UK Mars rover will have to aim for the Moon

ESA Fetch roverESA
Artwork: The Airbus "fetch rover" was a key part of the plan. Not anymore

A plan to send another UK-assembled rover to Mars has been formally binned by the US and European space agencies.

The vehicle was to have played a key role in getting rock samples from the Red Planet back to Earth so they could be studied in labs for signs of life.

The overall project will go ahead, but the British-built robot will be replaced by American drones.

The decision, revealed by BBC News last week, has been made to reduce risk and cost in what is a complex endeavour.

Officials have held out the prospect that the work undertaken at Airbus UK in Stevenage, on what had been dubbed the "sample fetch rover", could now be re-purposed.

Esa has proposed to European research ministers that they fund a big freighter capable of delivering cargo and payloads, including roving vehicles, to the Moon, starting at the end of this decade.

The agency's head of Mars exploration, Francois Spoto, said this could represent an alternative goal for British engineers.

"We are going to study with Airbus UK how to redirect the know-how that has been developed in order to see how it could be targeted at another planet," he told reporters.

ESA Lunar landerESA
Esa is developing a large lunar lander that could deliver rovers to the surface of the Moon

Airbus had invested in new ultra-clean production facilities in Stevenage. They were used to produce a previous Mars rover called Rosalind Franklin, which is still waiting to be launched to the Red Planet, and would have been employed again to assemble the next wheeled robot.

"We are very disappointed that after all the hard work on developing the Mars sample fetch rover that the programme has been cancelled," the company said in a statement.

"With the skills and expertise built up on interplanetary rovers over the last 20 years, Airbus is determined to ensure this surface mobility capability, that could also be used on the Moon, is maintained for the UK space sector."

Bringing Martian rock samples back to Earth is going to be difficult and expensive.

The quest is already under way. Nasa's Perseverance rover is currently drilling and caching rocks in a large crater called Jezero.

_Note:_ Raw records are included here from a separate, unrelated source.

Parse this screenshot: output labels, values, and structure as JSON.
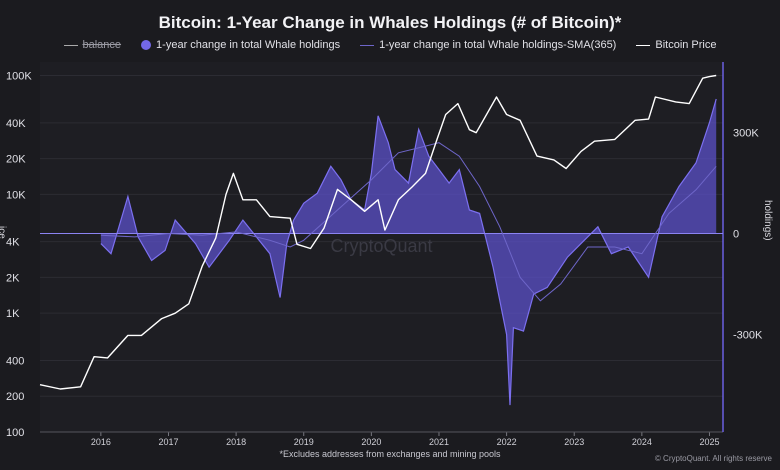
{
  "title": "Bitcoin: 1-Year Change in Whales Holdings (# of Bitcoin)*",
  "legend": {
    "balance": "balance",
    "change": "1-year change in total Whale holdings",
    "sma": "1-year change in total Whale holdings-SMA(365)",
    "price": "Bitcoin Price"
  },
  "footnote": "*Excludes addresses from exchanges and mining pools",
  "watermark_text": "CryptoQuant",
  "credit": "© CryptoQuant. All rights reserve",
  "axis_label_right": "holdings)",
  "axis_label_left": "ice",
  "colors": {
    "background": "#1b1b1f",
    "change_fill": "#5b50c8",
    "change_line": "#7c70f0",
    "sma": "#6e66c9",
    "price": "#ffffff"
  },
  "chart_data": {
    "type": "area",
    "x_ticks": [
      "2016",
      "2017",
      "2018",
      "2019",
      "2020",
      "2021",
      "2022",
      "2023",
      "2024",
      "2025"
    ],
    "left_axis": {
      "scale": "log",
      "ticks": [
        "100",
        "200",
        "400",
        "1K",
        "2K",
        "4K",
        "10K",
        "20K",
        "40K",
        "100K"
      ],
      "ylim": [
        100,
        130000
      ]
    },
    "right_axis": {
      "ticks": [
        "-300K",
        "0",
        "300K"
      ],
      "ylim": [
        -590000,
        510000
      ]
    },
    "x_range": [
      2015.1,
      2025.2
    ],
    "series": [
      {
        "name": "Bitcoin Price",
        "axis": "left",
        "x": [
          2015.1,
          2015.4,
          2015.7,
          2015.9,
          2016.1,
          2016.4,
          2016.6,
          2016.9,
          2017.1,
          2017.3,
          2017.5,
          2017.7,
          2017.85,
          2017.96,
          2018.1,
          2018.3,
          2018.5,
          2018.8,
          2018.9,
          2019.1,
          2019.3,
          2019.5,
          2019.7,
          2019.9,
          2020.1,
          2020.2,
          2020.4,
          2020.6,
          2020.8,
          2020.97,
          2021.1,
          2021.28,
          2021.45,
          2021.55,
          2021.85,
          2022.0,
          2022.2,
          2022.45,
          2022.7,
          2022.88,
          2023.1,
          2023.3,
          2023.6,
          2023.9,
          2024.1,
          2024.2,
          2024.5,
          2024.7,
          2024.9,
          2025.0,
          2025.1
        ],
        "y": [
          250,
          230,
          240,
          430,
          420,
          650,
          650,
          900,
          1000,
          1200,
          2500,
          4300,
          10000,
          15000,
          9000,
          9000,
          6500,
          6300,
          3800,
          3500,
          5200,
          11000,
          9000,
          7200,
          9000,
          5000,
          9000,
          11500,
          15000,
          29000,
          47000,
          58000,
          35000,
          33000,
          66000,
          47000,
          42000,
          21000,
          19500,
          16500,
          23000,
          28000,
          29000,
          42000,
          43000,
          66000,
          60000,
          58000,
          95000,
          98000,
          100000
        ]
      },
      {
        "name": "1-year change in total Whale holdings",
        "axis": "right",
        "x": [
          2016.0,
          2016.15,
          2016.4,
          2016.55,
          2016.75,
          2016.95,
          2017.1,
          2017.4,
          2017.6,
          2017.9,
          2018.1,
          2018.5,
          2018.65,
          2018.75,
          2018.85,
          2019.0,
          2019.2,
          2019.4,
          2019.55,
          2019.7,
          2019.9,
          2020.0,
          2020.1,
          2020.25,
          2020.35,
          2020.55,
          2020.7,
          2020.85,
          2021.0,
          2021.15,
          2021.3,
          2021.45,
          2021.6,
          2021.8,
          2022.0,
          2022.05,
          2022.1,
          2022.25,
          2022.4,
          2022.6,
          2022.9,
          2023.1,
          2023.35,
          2023.55,
          2023.8,
          2024.1,
          2024.3,
          2024.55,
          2024.8,
          2025.0,
          2025.1
        ],
        "y": [
          -30000,
          -60000,
          110000,
          -10000,
          -80000,
          -50000,
          40000,
          -30000,
          -100000,
          -20000,
          40000,
          -60000,
          -190000,
          -30000,
          40000,
          90000,
          120000,
          200000,
          160000,
          100000,
          70000,
          180000,
          350000,
          270000,
          190000,
          150000,
          310000,
          230000,
          190000,
          150000,
          190000,
          70000,
          60000,
          -100000,
          -300000,
          -510000,
          -280000,
          -290000,
          -180000,
          -160000,
          -70000,
          -30000,
          20000,
          -60000,
          -40000,
          -130000,
          50000,
          140000,
          210000,
          330000,
          400000
        ]
      },
      {
        "name": "1-year change in total Whale holdings-SMA(365)",
        "axis": "right",
        "x": [
          2016.0,
          2016.5,
          2017.0,
          2017.5,
          2018.0,
          2018.5,
          2018.8,
          2019.0,
          2019.5,
          2020.0,
          2020.4,
          2020.8,
          2021.0,
          2021.3,
          2021.6,
          2021.9,
          2022.2,
          2022.5,
          2022.8,
          2023.2,
          2023.6,
          2024.0,
          2024.4,
          2024.8,
          2025.1
        ],
        "y": [
          -5000,
          -10000,
          0,
          -5000,
          5000,
          -20000,
          -40000,
          -20000,
          70000,
          160000,
          240000,
          260000,
          270000,
          230000,
          140000,
          20000,
          -130000,
          -200000,
          -150000,
          -40000,
          -40000,
          -60000,
          60000,
          130000,
          200000
        ]
      }
    ]
  }
}
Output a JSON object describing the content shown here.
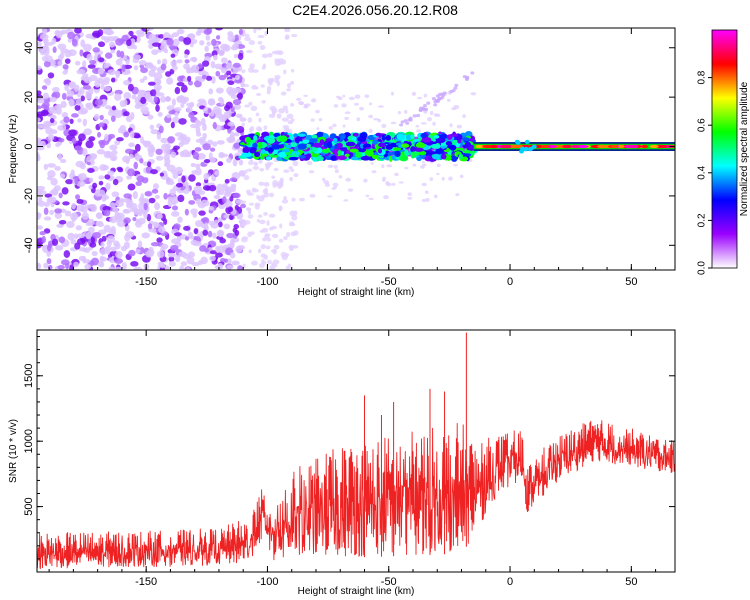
{
  "title": "C2E4.2026.056.20.12.R08",
  "chart_data": [
    {
      "type": "heatmap",
      "xlabel": "Height of straight line (km)",
      "ylabel": "Frequency (Hz)",
      "x_ticks": [
        "-150",
        "-100",
        "-50",
        "0",
        "50"
      ],
      "y_ticks": [
        "-40",
        "-20",
        "0",
        "20",
        "40"
      ],
      "xlim": [
        -195,
        68
      ],
      "ylim": [
        -50,
        48
      ],
      "colorbar": {
        "label": "Normalized spectral amplitude",
        "ticks": [
          "0.0",
          "0.2",
          "0.4",
          "0.6",
          "0.8"
        ],
        "range": [
          0,
          1
        ],
        "colors": [
          "#ffffff",
          "#9a00ff",
          "#0000ff",
          "#00ffff",
          "#00ff00",
          "#ffff00",
          "#ff0000",
          "#ff00ff"
        ]
      },
      "regions": [
        {
          "x_from": -195,
          "x_to": -110,
          "description": "dense scattered noise across all frequencies"
        },
        {
          "x_from": -110,
          "x_to": -88,
          "description": "sparse faint noise"
        },
        {
          "x_from": -110,
          "x_to": -15,
          "description": "carrier band near 0 Hz, amplitude 0.3-0.6, width about 8 Hz"
        },
        {
          "x_from": -15,
          "x_to": 68,
          "description": "narrow strong carrier line at 0 Hz, amplitude 0.8-1.0"
        }
      ]
    },
    {
      "type": "line",
      "xlabel": "Height of straight line (km)",
      "ylabel": "SNR (10 * v/v)",
      "x_ticks": [
        "-150",
        "-100",
        "-50",
        "0",
        "50"
      ],
      "y_ticks": [
        "500",
        "1000",
        "1500"
      ],
      "xlim": [
        -195,
        68
      ],
      "ylim": [
        0,
        1850
      ],
      "color": "#ee2222",
      "series": [
        {
          "envelope": [
            {
              "x": -195,
              "low": 20,
              "high": 300
            },
            {
              "x": -170,
              "low": 30,
              "high": 310
            },
            {
              "x": -140,
              "low": 40,
              "high": 320
            },
            {
              "x": -120,
              "low": 50,
              "high": 340
            },
            {
              "x": -108,
              "low": 60,
              "high": 420
            },
            {
              "x": -102,
              "low": 250,
              "high": 650
            },
            {
              "x": -98,
              "low": 80,
              "high": 600
            },
            {
              "x": -85,
              "low": 100,
              "high": 850
            },
            {
              "x": -65,
              "low": 110,
              "high": 1000
            },
            {
              "x": -50,
              "low": 120,
              "high": 1050
            },
            {
              "x": -35,
              "low": 130,
              "high": 1100
            },
            {
              "x": -20,
              "low": 140,
              "high": 1150
            },
            {
              "x": -14,
              "low": 300,
              "high": 1000
            },
            {
              "x": -5,
              "low": 600,
              "high": 1050
            },
            {
              "x": 5,
              "low": 700,
              "high": 1100
            },
            {
              "x": 7,
              "low": 450,
              "high": 800
            },
            {
              "x": 10,
              "low": 500,
              "high": 900
            },
            {
              "x": 20,
              "low": 700,
              "high": 1050
            },
            {
              "x": 35,
              "low": 850,
              "high": 1180
            },
            {
              "x": 50,
              "low": 800,
              "high": 1100
            },
            {
              "x": 68,
              "low": 750,
              "high": 1000
            }
          ],
          "spikes": [
            {
              "x": -60,
              "y": 1350
            },
            {
              "x": -53,
              "y": 1200
            },
            {
              "x": -48,
              "y": 1300
            },
            {
              "x": -33,
              "y": 1400
            },
            {
              "x": -27,
              "y": 1380
            },
            {
              "x": -18,
              "y": 1830
            }
          ]
        }
      ]
    }
  ]
}
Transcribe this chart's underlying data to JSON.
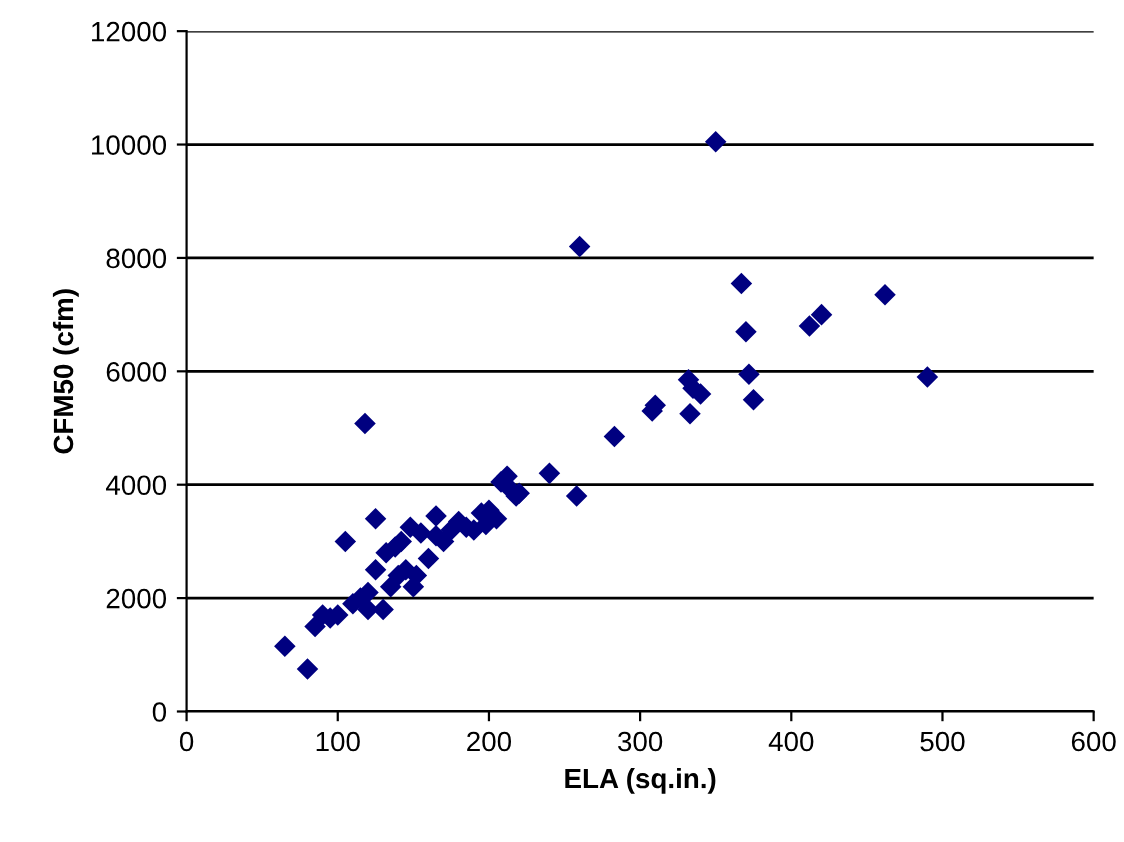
{
  "chart_data": {
    "type": "scatter",
    "xlabel": "ELA (sq.in.)",
    "ylabel": "CFM50 (cfm)",
    "series": [
      {
        "color": "#000080",
        "x": [
          65,
          80,
          85,
          90,
          95,
          100,
          105,
          110,
          115,
          118,
          120,
          120,
          125,
          125,
          130,
          132,
          135,
          138,
          140,
          142,
          145,
          148,
          150,
          152,
          155,
          160,
          165,
          165,
          170,
          175,
          180,
          185,
          190,
          195,
          198,
          200,
          205,
          208,
          212,
          215,
          218,
          220,
          240,
          258,
          260,
          283,
          308,
          310,
          332,
          333,
          335,
          340,
          350,
          367,
          370,
          372,
          375,
          412,
          420,
          462,
          490
        ],
        "values": [
          1150,
          750,
          1500,
          1700,
          1650,
          1700,
          3000,
          1900,
          2000,
          5080,
          2100,
          1800,
          2500,
          3400,
          1800,
          2800,
          2200,
          2900,
          2400,
          3000,
          2500,
          3250,
          2200,
          2400,
          3150,
          2700,
          3100,
          3450,
          3000,
          3200,
          3350,
          3250,
          3200,
          3500,
          3300,
          3550,
          3400,
          4050,
          4150,
          3900,
          3800,
          3850,
          4200,
          3800,
          8200,
          4850,
          5300,
          5400,
          5850,
          5250,
          5700,
          5600,
          10050,
          7550,
          6700,
          5950,
          5500,
          6800,
          7000,
          7350,
          5900
        ]
      }
    ],
    "marker": "diamond",
    "grid": "y",
    "xlim": [
      0,
      600
    ],
    "xticks": [
      0,
      100,
      200,
      300,
      400,
      500,
      600
    ],
    "ylim": [
      0,
      12000
    ],
    "yticks": [
      0,
      2000,
      4000,
      6000,
      8000,
      10000,
      12000
    ]
  }
}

Max Alexander/Airbus Finished roverMax Alexander/Airbus
The Rosalind Franklin rover was assembled in an ultra-clean facility

In a few years' time, these samples, stored in small titanium tubes, will need to be loaded into a container inside a rocket, to be blasted off the planet.

The idea is the samples will then be caught in orbit by a European satellite and ferried home, to arrive in 2033.

The original proposal was that the British rover would be used to fetch the tubes from wherever Perseverance had dropped them and take them to the rocket. But Nasa is now confident that Perseverance will work long enough to be able to do this job itself.

The revised plan not only avoids the additional cost of building the UK vehicle but also the need to land it on Mars - a procedure that always carries elements of danger.

"Programmes don't like cost and risk and so finding a way to balance out the cost and risk by undertaking the mission without the sample fetch rover makes a great deal of programmatic sense," said David Parker, Esa's director of human and robotic exploration.

NASA Artwork: Mars sample returnNASA
Artwork: The "fetching" will now be done by Perseverance, and if needs be by drones

If, for some reason, Perseverance does break down and can't take the sample tubes to the rocket, Nasa intends to use mini-helicopters as a back-up.

These will be landed at the same time as the rocket.

Their design will be based on Perseverance's own, highly successful drone, Ingenuity, which has now flown 29 times in Mars' thin atmosphere.

The choppers will be given small wheels that will enable them to move along the ground as well as fly.

"And each of the helicopters will have a little arm that can reach down and grab on to one of the sample tubes that Perseverance will have placed on the surface of Mars," explained Richard Cook, the Mars sample return programme manager at Nasa.

Airbus proposed that it build a small-scale, 20kg rover as the back-up solution, but this suggestion was rejected.